From 358222cbeea0d2de96b4e183f6b3049d0512f50f Mon Sep 17 00:00:00 2001
From: priyappillai <34429433+priyappillai@users.noreply.github.com>
Date: Thu, 17 Sep 2020 12:03:03 -0400
Subject: [PATCH 4/4] Moved test_design_naively to `bin/tests`

Moved test_design_naively to a tests subdirectory of the file it is testing, and added __init__.py file to `bin` so that unittest can find it; since `bin` is now a package, simplified the import of design_naively.
---
 {tests => bin}/__init__.py                  |  0
 bin/tests/__init__.py                       |  0
 {tests => bin/tests}/test_design_naively.py | 12 +-----------
 3 files changed, 1 insertion(+), 11 deletions(-)
 rename {tests => bin}/__init__.py (100%)
 create mode 100644 bin/tests/__init__.py
 rename {tests => bin/tests}/test_design_naively.py (91%)

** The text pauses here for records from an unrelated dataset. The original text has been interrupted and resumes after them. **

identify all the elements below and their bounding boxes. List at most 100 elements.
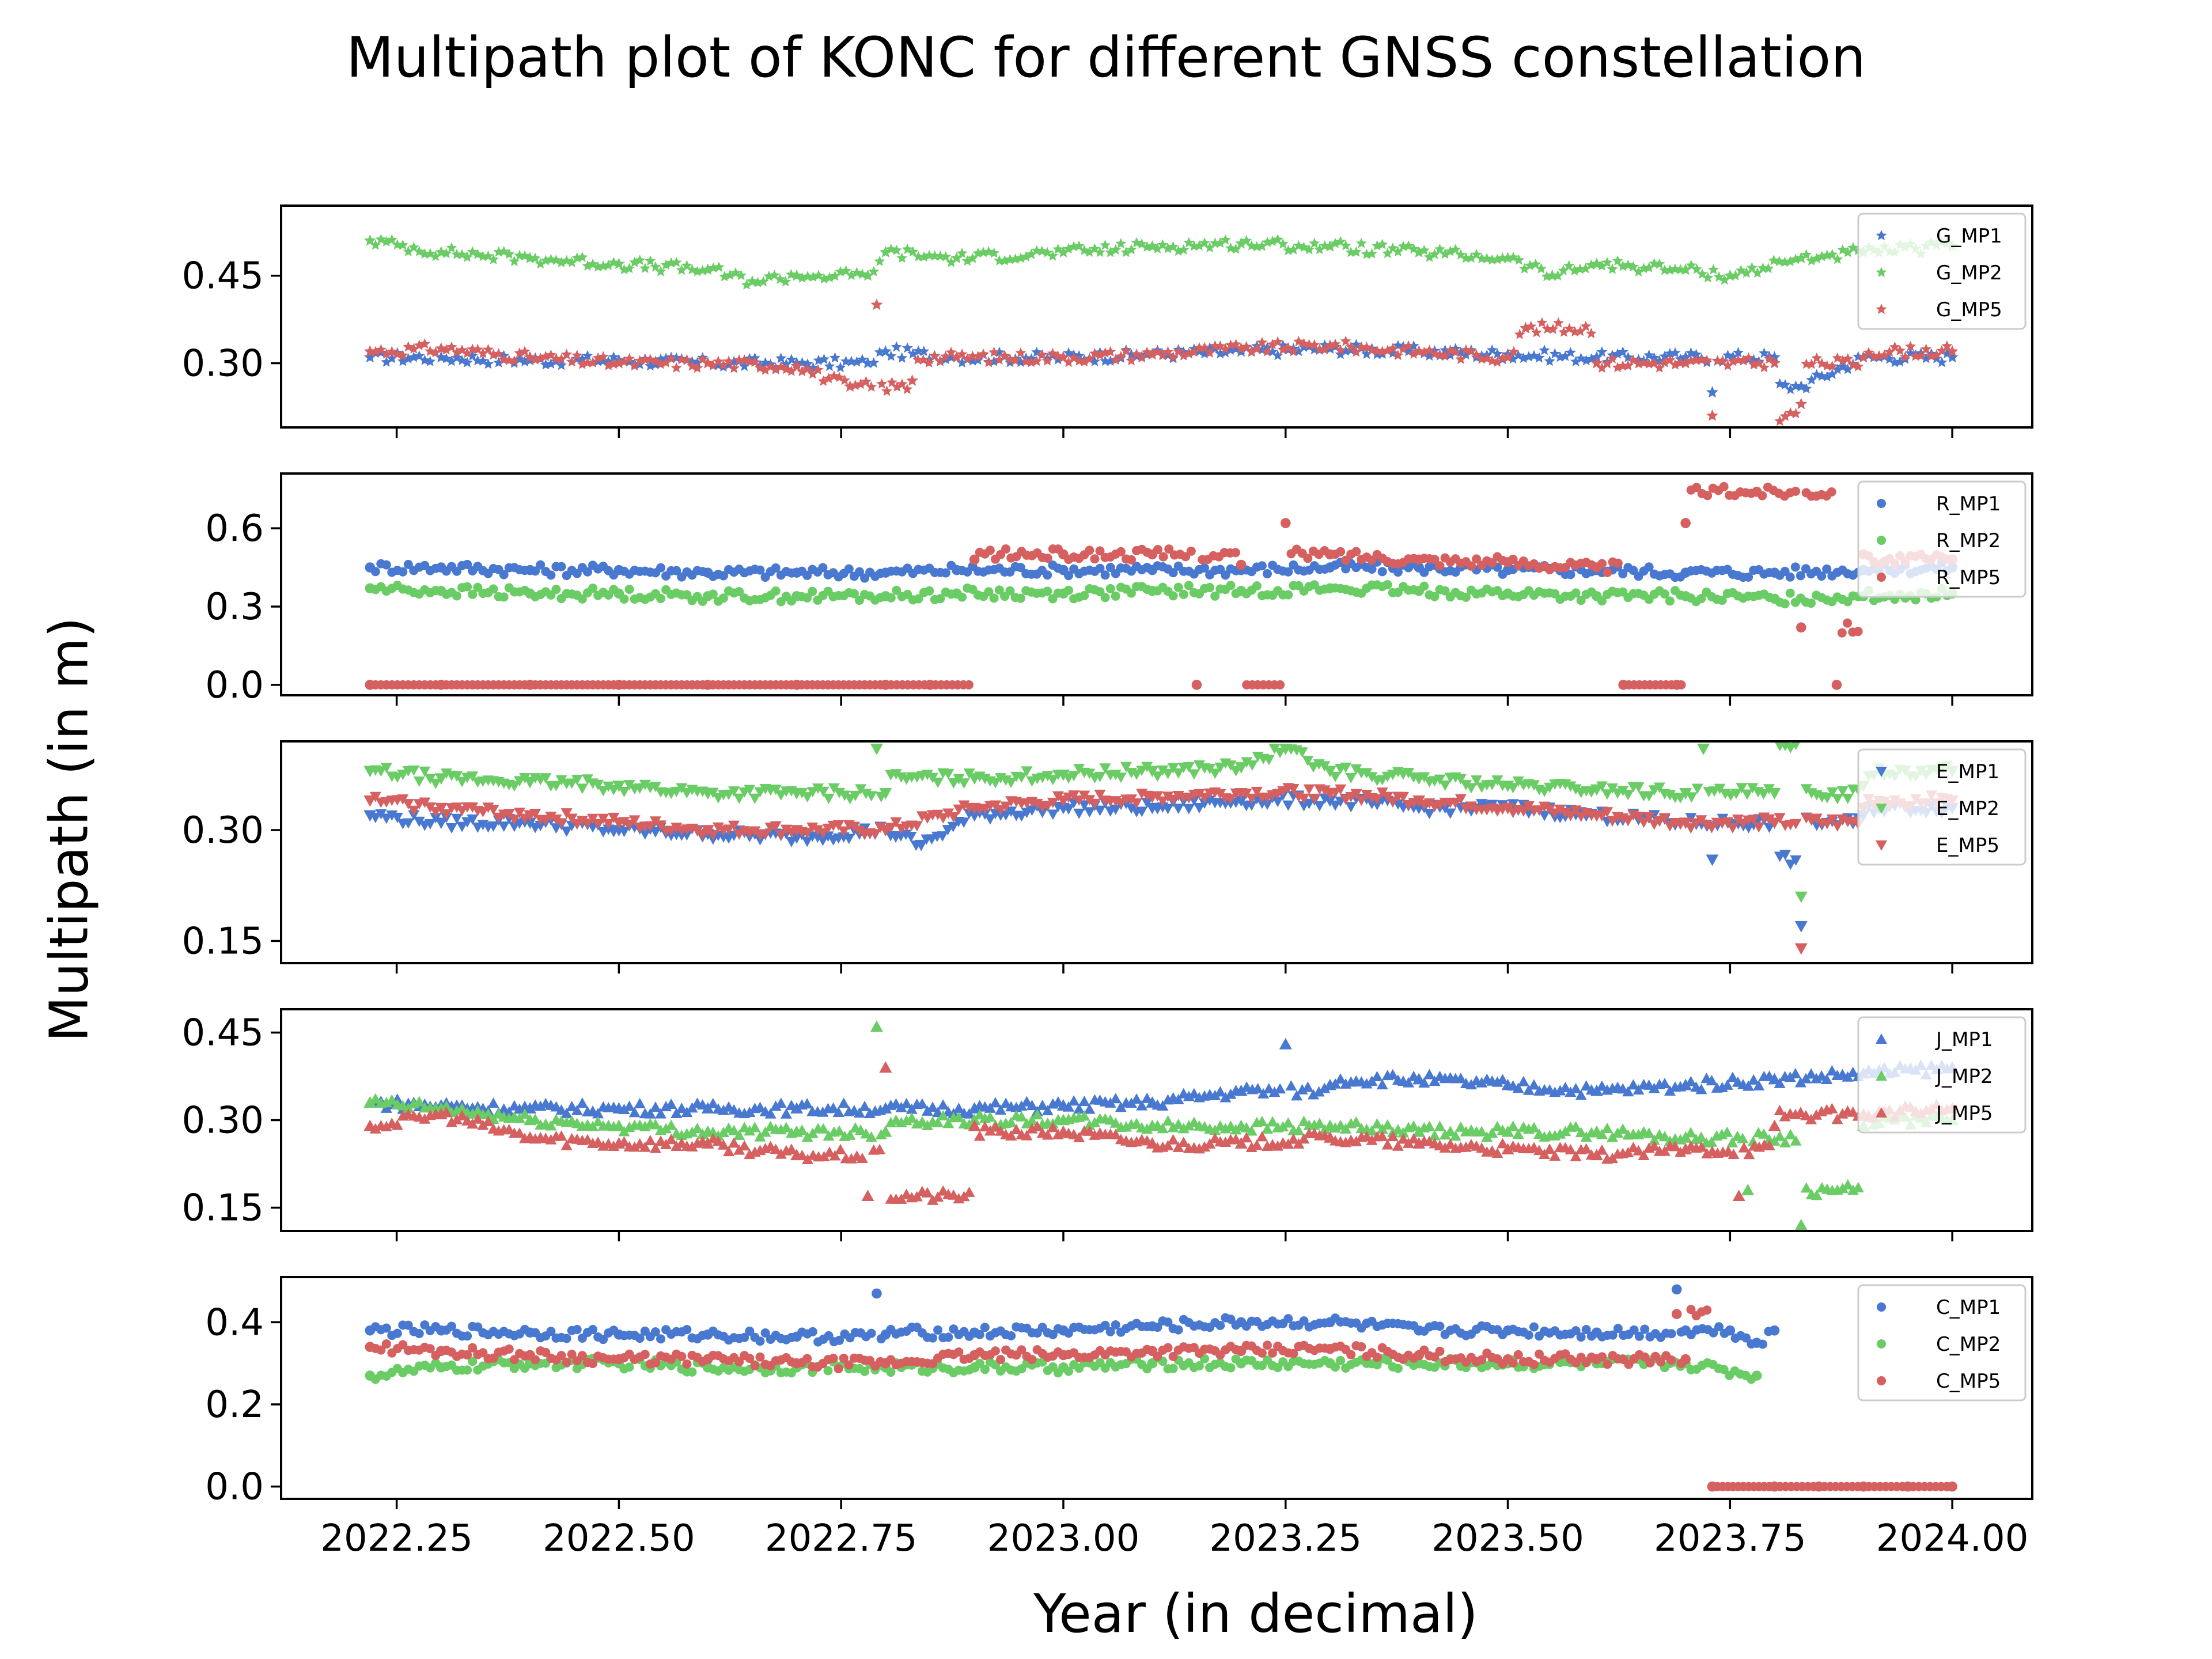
- point: [692, 357, 703, 368]
- point: [1822, 564, 1832, 574]
- point: [1671, 1284, 1682, 1295]
- legend-label: J_MP2: [1935, 1065, 1993, 1088]
- point: [1565, 347, 1576, 358]
- point: [529, 354, 541, 365]
- point: [1263, 755, 1275, 766]
- point: [941, 568, 950, 578]
- point: [1868, 351, 1880, 362]
- point: [1423, 809, 1435, 820]
- point: [660, 357, 672, 368]
- legend-marker: [1876, 804, 1887, 814]
- point: [1741, 267, 1752, 278]
- point: [1607, 816, 1619, 827]
- point: [1644, 562, 1654, 572]
- point: [874, 346, 885, 357]
- point: [1240, 1132, 1252, 1143]
- point: [870, 298, 883, 310]
- point: [707, 359, 719, 370]
- point: [1821, 1073, 1833, 1084]
- point: [802, 1354, 812, 1363]
- point: [829, 1150, 841, 1161]
- point: [1643, 791, 1655, 802]
- point: [676, 1103, 688, 1113]
- point: [1763, 263, 1774, 274]
- series-G_MP5: [363, 298, 1959, 426]
- point: [874, 1143, 886, 1154]
- point: [1214, 789, 1226, 800]
- legend-marker: [1876, 230, 1887, 241]
- point: [644, 821, 656, 832]
- panel-frame: [280, 1008, 2033, 1232]
- point: [738, 354, 750, 365]
- point: [1361, 248, 1372, 259]
- point: [1597, 559, 1607, 569]
- point: [467, 814, 479, 825]
- point: [671, 352, 682, 363]
- point: [597, 786, 609, 797]
- point: [1152, 791, 1164, 802]
- point: [1706, 409, 1718, 421]
- point: [1125, 794, 1137, 805]
- point: [531, 566, 540, 576]
- point: [975, 1358, 984, 1368]
- point: [972, 354, 984, 365]
- point: [1230, 548, 1240, 558]
- point: [628, 1107, 641, 1118]
- y-tick-label: 0.30: [182, 1100, 264, 1142]
- point: [1476, 353, 1487, 364]
- point: [672, 566, 681, 575]
- point: [1274, 748, 1286, 759]
- point: [1287, 783, 1300, 794]
- point: [1423, 1069, 1435, 1080]
- point: [818, 1150, 830, 1161]
- point: [1350, 764, 1362, 775]
- point: [1214, 762, 1226, 773]
- point: [1743, 1149, 1755, 1160]
- point: [843, 834, 855, 844]
- point: [645, 354, 656, 365]
- point: [482, 1108, 494, 1119]
- y-axis-label: Multipath (in m): [38, 617, 100, 1042]
- point: [942, 1118, 955, 1128]
- point: [1941, 340, 1953, 351]
- point: [1768, 1119, 1781, 1131]
- point: [1031, 799, 1043, 810]
- point: [1173, 346, 1184, 357]
- point: [1508, 1358, 1518, 1368]
- point: [972, 351, 984, 362]
- point: [1758, 789, 1770, 800]
- point: [503, 1106, 515, 1117]
- point: [844, 564, 854, 574]
- point: [1444, 808, 1456, 819]
- point: [1721, 817, 1733, 828]
- point: [1048, 1362, 1058, 1372]
- y-tick-label: 0.6: [205, 507, 264, 550]
- point: [745, 1354, 755, 1363]
- point: [1539, 786, 1551, 797]
- legend-label: G_MP2: [1936, 262, 2002, 285]
- point: [456, 1103, 468, 1113]
- point: [1403, 340, 1414, 351]
- point: [1565, 810, 1577, 821]
- point: [1497, 1074, 1509, 1085]
- point: [509, 256, 520, 267]
- point: [1341, 555, 1351, 565]
- point: [1597, 1352, 1607, 1362]
- point: [1048, 1330, 1058, 1339]
- point: [865, 1131, 877, 1142]
- point: [1608, 1330, 1618, 1340]
- point: [1805, 1068, 1817, 1079]
- series-C_MP1: [365, 1284, 1780, 1349]
- point: [556, 562, 566, 571]
- point: [1084, 795, 1096, 806]
- point: [1194, 1361, 1204, 1371]
- point: [879, 1061, 892, 1073]
- point: [1163, 1317, 1173, 1327]
- point: [1131, 348, 1142, 359]
- point: [1397, 343, 1409, 354]
- point: [900, 1097, 912, 1108]
- point: [838, 1097, 850, 1108]
- point: [446, 242, 457, 253]
- point: [1275, 680, 1285, 690]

diff --git a/tests/__init__.py b/bin/__init__.py
similarity index 100%
rename from tests/__init__.py
rename to bin/__init__.py
diff --git a/bin/tests/__init__.py b/bin/tests/__init__.py
new file mode 100644
index 0000000..e69de29
diff --git a/tests/test_design_naively.py b/bin/tests/test_design_naively.py
similarity index 91%
rename from tests/test_design_naively.py
rename to bin/tests/test_design_naively.py
index 09d47b5..ee30a65 100644
--- a/tests/test_design_naively.py
+++ b/bin/tests/test_design_naively.py
@@ -7,17 +7,7 @@
 
 from argparse import Namespace
 from adapt import alignment
-from importlib.machinery import SourceFileLoader
-from importlib.util import spec_from_loader, module_from_spec
-import os.path
-import types
-
-file_path = os.path.abspath(os.path.join(os.path.dirname(os.path.abspath(__file__)), "..", "bin", "design_naively.py"))
-
-loader = SourceFileLoader("design_naively", file_path)
-spec = spec_from_loader(loader.name, loader)
-design_naively = module_from_spec(spec)
-loader.exec_module(design_naively)
+from bin import design_naively
 
 __author__ = 'Priya Pillai <ppillai@broadinstitute.org>'